The short stick in the dusty distance moves in the heat and you are not sure if it is the shimmering haze off the gravel tricking your eyes. Then it moves again and a little more determinedly albeit awkwardly. You slow down and get ready to swerve to avoid whatever it is. The stick waddles with a little more purpose as you apply brakes, and as you get closer it moves forward with the appearance of having a stiff back, slipped disk or some other spinal disability. Turns out on closer inspection to be this very determined little fellow who stands up to the Canon poked in his face – gaping his mouth wide and presenting a slightly bizarre blue tongue. Potentially dangerous for him if our curiosity is any guide – we are more inquisitive than deterred.

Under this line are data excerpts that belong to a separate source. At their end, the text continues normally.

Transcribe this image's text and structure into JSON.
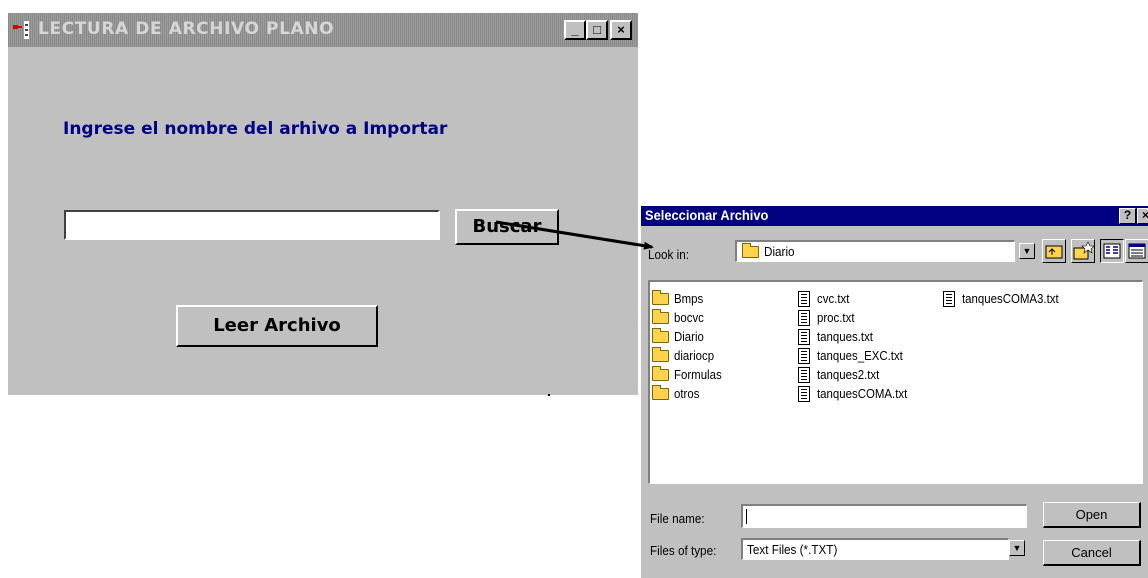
{
  "main_window": {
    "title": "LECTURA DE ARCHIVO PLANO",
    "controls": {
      "minimize": "_",
      "maximize": "□",
      "close": "×"
    },
    "prompt": "Ingrese el nombre del arhivo a Importar",
    "filename_value": "",
    "browse_button": "Buscar",
    "read_button": "Leer Archivo"
  },
  "dialog": {
    "title": "Seleccionar Archivo",
    "controls": {
      "help": "?",
      "close": "×"
    },
    "look_in_label": "Look in:",
    "look_in_value": "Diario",
    "files": [
      {
        "name": "Bmps",
        "type": "folder"
      },
      {
        "name": "bocvc",
        "type": "folder"
      },
      {
        "name": "Diario",
        "type": "folder"
      },
      {
        "name": "diariocp",
        "type": "folder"
      },
      {
        "name": "Formulas",
        "type": "folder"
      },
      {
        "name": "otros",
        "type": "folder"
      },
      {
        "name": "cvc.txt",
        "type": "file"
      },
      {
        "name": "proc.txt",
        "type": "file"
      },
      {
        "name": "tanques.txt",
        "type": "file"
      },
      {
        "name": "tanques_EXC.txt",
        "type": "file"
      },
      {
        "name": "tanques2.txt",
        "type": "file"
      },
      {
        "name": "tanquesCOMA.txt",
        "type": "file"
      },
      {
        "name": "tanquesCOMA3.txt",
        "type": "file"
      }
    ],
    "file_name_label": "File name:",
    "file_name_value": "",
    "file_type_label": "Files of type:",
    "file_type_value": "Text Files (*.TXT)",
    "open_button": "Open",
    "cancel_button": "Cancel"
  },
  "colors": {
    "title_active": "#000080",
    "prompt": "#000080",
    "face": "#c0c0c0"
  }
}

Bulyninnie, and this part of South Australia in general seems to be full of these lizards, related to the Blue Tongue, one of which alarmed one of my kids once by climbing into bed with her. All she saw was its scaly back and imagined a snake had come on board. She had the good sense to lie still but still managed to convey her alarm through the whole house. Poor lizard.
This guy settled down after a few minutes (put his blue tongue away, stopped hissing and lowered himself down from his aggressive posture) and hunkered down behind his lunch (they are herbivores) and watched the camera. I am not sure if he looks like a little old man or a baby. Either way they are quite endearing in their own way, shuffling about in the desert doing their own thing. The minute you think there is nothing alive in the desert except 40 squillion flies (half of which are using your back as a layover) one of these guys shuffles onto the track in front of you to remind you it is not quite as desolate a place as you imagined.